Dans la magnifique commune de Porto-Vecchio en Corse, une dame nommée Geneviève résidait dans une jolie maison offrant une vue spectaculaire sur la mer. Après avoir précédemment agrandi sa résidence en ajoutant des pièces confortables, une piscine étincelante et un abri pour sa voiture, elle entreprit de déposer une nouvelle demande de permis pour étendre davantage sa propriété.

Pleine d’espoir, Mme Geneviève. envisageait la construction d’une terrasse pour savourer les douces soirées estivales, d’un local technique pour simplifier l’entretien et l’agrandissement de sa piscine pour accueillir plus d’invités. Cependant, le maire de la commune, soucieux de préserver la cohérence du territoire et de respecter les lois en vigueur, rejeta sa requête arguant que toutes ces extensions combinées pourraient constituer une urbanisation discontinue contraire à la Loi Littoral.

Déterminée à faire valoir ses arguments, Mme Geneviève défendit son projet en soutenant que les agrandissements devaient être évalués en tenant compte de l’état actuel de sa maison, soulignant que son initiative conservait une certaine continuité avec la construction existante. La question fut alors portée devant le Conseil d’État, instance suprême en matière de droit administratif, conformément à l’article L. 113-1 du Code de justice administrative.

Après un examen minutieux, le Conseil d’État rappela les dispositions de l’article L. 121-8 du Code de l’urbanisme, soulignant que l’extension de l’urbanisation devait se réaliser en continuité avec les agglomérations existantes.
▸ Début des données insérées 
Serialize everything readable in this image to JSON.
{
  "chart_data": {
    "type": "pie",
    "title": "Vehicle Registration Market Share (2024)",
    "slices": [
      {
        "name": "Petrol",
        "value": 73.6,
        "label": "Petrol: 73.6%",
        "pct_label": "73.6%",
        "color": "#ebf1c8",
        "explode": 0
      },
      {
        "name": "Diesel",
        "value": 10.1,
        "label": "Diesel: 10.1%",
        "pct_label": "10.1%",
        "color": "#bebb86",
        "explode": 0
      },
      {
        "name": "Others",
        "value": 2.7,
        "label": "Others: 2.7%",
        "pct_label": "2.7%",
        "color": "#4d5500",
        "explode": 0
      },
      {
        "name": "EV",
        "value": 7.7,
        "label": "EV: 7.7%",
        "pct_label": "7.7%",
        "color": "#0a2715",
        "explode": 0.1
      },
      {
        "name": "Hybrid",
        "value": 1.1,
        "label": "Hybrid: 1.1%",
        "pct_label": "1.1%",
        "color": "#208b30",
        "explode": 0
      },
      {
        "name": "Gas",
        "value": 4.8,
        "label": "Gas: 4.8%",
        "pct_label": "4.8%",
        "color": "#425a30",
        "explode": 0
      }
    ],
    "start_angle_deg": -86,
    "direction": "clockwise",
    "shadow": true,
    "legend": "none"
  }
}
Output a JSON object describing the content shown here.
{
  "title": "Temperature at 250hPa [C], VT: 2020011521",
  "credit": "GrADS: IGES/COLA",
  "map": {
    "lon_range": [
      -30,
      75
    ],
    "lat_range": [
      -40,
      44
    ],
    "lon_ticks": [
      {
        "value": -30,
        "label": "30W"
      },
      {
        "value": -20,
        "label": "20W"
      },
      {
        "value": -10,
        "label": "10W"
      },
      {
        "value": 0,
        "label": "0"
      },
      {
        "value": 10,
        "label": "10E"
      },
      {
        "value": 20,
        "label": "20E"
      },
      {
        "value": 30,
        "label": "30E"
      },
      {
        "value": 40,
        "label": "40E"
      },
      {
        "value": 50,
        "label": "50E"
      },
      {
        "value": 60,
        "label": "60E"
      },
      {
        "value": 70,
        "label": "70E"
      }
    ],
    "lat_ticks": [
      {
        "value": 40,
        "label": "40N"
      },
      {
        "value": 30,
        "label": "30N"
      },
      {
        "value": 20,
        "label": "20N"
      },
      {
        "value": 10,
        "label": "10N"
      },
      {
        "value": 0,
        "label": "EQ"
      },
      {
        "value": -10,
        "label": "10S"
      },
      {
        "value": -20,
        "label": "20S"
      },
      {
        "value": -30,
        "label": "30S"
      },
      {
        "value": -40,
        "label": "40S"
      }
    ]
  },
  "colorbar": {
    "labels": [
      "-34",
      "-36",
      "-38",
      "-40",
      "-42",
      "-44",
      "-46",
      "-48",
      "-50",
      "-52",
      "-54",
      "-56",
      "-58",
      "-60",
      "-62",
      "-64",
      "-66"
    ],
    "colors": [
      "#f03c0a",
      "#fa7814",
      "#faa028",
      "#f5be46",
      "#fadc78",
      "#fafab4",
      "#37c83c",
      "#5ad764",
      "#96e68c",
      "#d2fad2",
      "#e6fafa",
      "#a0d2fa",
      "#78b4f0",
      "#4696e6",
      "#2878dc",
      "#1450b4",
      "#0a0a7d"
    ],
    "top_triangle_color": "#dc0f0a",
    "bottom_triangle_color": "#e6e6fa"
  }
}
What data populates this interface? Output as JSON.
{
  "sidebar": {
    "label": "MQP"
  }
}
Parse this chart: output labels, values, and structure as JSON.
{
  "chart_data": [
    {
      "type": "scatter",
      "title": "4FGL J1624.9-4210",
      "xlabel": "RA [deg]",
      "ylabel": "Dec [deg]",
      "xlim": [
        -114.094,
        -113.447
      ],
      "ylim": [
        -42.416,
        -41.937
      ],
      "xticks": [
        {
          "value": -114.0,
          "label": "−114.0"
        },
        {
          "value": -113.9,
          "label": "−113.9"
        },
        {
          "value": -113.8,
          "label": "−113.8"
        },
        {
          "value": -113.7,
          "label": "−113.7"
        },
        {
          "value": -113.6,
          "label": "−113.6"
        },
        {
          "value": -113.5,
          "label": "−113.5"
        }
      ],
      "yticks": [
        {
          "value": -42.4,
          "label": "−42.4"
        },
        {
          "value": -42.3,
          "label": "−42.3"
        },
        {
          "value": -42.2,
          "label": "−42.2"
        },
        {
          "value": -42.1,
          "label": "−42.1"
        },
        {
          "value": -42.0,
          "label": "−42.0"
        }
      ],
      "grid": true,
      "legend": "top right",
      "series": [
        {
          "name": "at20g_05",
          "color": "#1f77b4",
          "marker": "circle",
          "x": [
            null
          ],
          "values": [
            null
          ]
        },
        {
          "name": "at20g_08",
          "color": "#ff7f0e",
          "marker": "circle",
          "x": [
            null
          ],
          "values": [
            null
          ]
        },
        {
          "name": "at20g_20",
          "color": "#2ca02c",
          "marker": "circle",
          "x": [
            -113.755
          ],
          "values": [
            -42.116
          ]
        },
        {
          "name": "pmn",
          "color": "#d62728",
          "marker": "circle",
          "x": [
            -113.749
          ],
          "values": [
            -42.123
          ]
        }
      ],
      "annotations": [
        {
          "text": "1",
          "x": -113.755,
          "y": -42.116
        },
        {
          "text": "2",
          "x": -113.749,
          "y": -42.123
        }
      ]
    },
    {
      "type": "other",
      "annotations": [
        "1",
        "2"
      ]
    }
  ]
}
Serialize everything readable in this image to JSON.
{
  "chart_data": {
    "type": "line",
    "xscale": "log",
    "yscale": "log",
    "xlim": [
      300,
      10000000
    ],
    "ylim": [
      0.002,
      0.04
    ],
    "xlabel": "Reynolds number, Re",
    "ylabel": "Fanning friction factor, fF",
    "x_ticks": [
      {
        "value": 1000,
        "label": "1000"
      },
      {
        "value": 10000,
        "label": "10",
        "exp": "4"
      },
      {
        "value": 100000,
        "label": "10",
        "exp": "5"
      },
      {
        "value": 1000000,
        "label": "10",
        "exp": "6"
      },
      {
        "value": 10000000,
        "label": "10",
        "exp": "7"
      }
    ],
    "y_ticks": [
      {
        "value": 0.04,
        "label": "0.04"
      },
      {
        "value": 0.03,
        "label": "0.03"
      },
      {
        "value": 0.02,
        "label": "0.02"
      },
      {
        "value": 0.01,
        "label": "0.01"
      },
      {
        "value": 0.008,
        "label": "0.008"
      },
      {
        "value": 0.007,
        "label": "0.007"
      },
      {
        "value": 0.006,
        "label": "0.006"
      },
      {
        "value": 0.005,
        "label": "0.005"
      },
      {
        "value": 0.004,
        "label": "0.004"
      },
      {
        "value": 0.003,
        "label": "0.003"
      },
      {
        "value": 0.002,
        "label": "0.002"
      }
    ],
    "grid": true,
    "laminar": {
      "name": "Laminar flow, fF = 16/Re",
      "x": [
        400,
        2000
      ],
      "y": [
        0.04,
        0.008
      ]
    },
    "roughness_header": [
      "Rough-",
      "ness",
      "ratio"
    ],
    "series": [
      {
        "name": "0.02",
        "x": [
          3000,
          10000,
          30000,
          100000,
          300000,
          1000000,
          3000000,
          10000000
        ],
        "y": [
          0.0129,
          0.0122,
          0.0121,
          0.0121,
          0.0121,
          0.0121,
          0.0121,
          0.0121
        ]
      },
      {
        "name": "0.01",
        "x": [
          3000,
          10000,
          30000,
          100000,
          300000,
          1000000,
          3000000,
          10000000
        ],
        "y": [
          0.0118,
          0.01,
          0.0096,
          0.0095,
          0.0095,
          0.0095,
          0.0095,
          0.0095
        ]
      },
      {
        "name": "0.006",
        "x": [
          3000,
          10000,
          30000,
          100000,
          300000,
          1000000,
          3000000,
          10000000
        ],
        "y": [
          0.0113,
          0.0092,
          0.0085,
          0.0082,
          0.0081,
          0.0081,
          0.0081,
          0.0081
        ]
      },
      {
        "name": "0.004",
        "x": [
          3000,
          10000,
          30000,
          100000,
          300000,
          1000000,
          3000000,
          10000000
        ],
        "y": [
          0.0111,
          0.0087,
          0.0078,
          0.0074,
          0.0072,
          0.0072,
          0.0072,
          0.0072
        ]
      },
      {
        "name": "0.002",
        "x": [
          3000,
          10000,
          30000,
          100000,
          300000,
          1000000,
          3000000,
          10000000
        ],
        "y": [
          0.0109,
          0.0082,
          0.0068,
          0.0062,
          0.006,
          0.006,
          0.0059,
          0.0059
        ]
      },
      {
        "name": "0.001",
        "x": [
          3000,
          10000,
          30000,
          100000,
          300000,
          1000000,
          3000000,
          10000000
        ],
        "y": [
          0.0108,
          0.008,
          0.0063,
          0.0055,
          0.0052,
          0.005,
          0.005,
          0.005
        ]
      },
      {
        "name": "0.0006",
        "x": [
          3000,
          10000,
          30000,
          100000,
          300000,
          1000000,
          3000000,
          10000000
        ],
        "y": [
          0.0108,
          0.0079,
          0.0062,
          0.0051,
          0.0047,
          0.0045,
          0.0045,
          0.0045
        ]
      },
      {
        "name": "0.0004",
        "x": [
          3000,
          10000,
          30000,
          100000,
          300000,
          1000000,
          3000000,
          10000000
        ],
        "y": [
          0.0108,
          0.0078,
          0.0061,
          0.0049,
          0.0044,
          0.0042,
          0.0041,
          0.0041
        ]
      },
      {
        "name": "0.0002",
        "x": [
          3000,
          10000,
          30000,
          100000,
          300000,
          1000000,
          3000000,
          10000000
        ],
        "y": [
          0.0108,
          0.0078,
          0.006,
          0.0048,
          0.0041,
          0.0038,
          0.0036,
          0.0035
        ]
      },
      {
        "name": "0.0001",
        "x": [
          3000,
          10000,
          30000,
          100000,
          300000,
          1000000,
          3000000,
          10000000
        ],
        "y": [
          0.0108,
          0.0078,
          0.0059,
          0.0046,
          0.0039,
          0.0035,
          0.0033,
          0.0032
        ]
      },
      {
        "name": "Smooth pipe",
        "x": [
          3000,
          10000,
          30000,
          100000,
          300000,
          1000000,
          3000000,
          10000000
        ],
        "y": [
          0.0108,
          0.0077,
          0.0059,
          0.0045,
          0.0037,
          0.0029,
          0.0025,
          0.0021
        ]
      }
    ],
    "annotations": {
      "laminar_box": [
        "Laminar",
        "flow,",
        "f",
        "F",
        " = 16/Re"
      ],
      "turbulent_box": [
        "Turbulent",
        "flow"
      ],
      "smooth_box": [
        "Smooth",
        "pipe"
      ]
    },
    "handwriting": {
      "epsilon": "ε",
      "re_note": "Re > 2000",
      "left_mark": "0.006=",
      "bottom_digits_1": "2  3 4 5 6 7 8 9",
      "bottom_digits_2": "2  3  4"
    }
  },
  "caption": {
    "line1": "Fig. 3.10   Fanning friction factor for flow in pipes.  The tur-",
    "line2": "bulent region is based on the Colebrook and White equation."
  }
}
Il précisa que tout agrandissement devait être apprécié en fonction de sa taille relative, de sa proportion par rapport à la construction initiale et de la nature des modifications apportées, conformément à l’esprit de la Loi Littoral visant à limiter les extensions excessives et à protéger l’environnement côtier. Néanmoins, s’agissant des constructions antérieures à la loi du 3 janvier 1986, le Conseil d’Etat soutient que “le caractère de l’agrandissement envisagé s’apprécie par comparaison avec l’état de la construction à la date d’entrée en vigueur de cette loi”.

Cette histoire met en lumière les défis auxquels sont confrontés les citoyens et les autorités locales lorsqu’il s’agit de concilier développement urbain et préservation de l’environnement, illustrant l’importance de respecter les règles d’urbanisme et les exigences légales pour assurer un développement harmonieux et durable des espaces littoraux.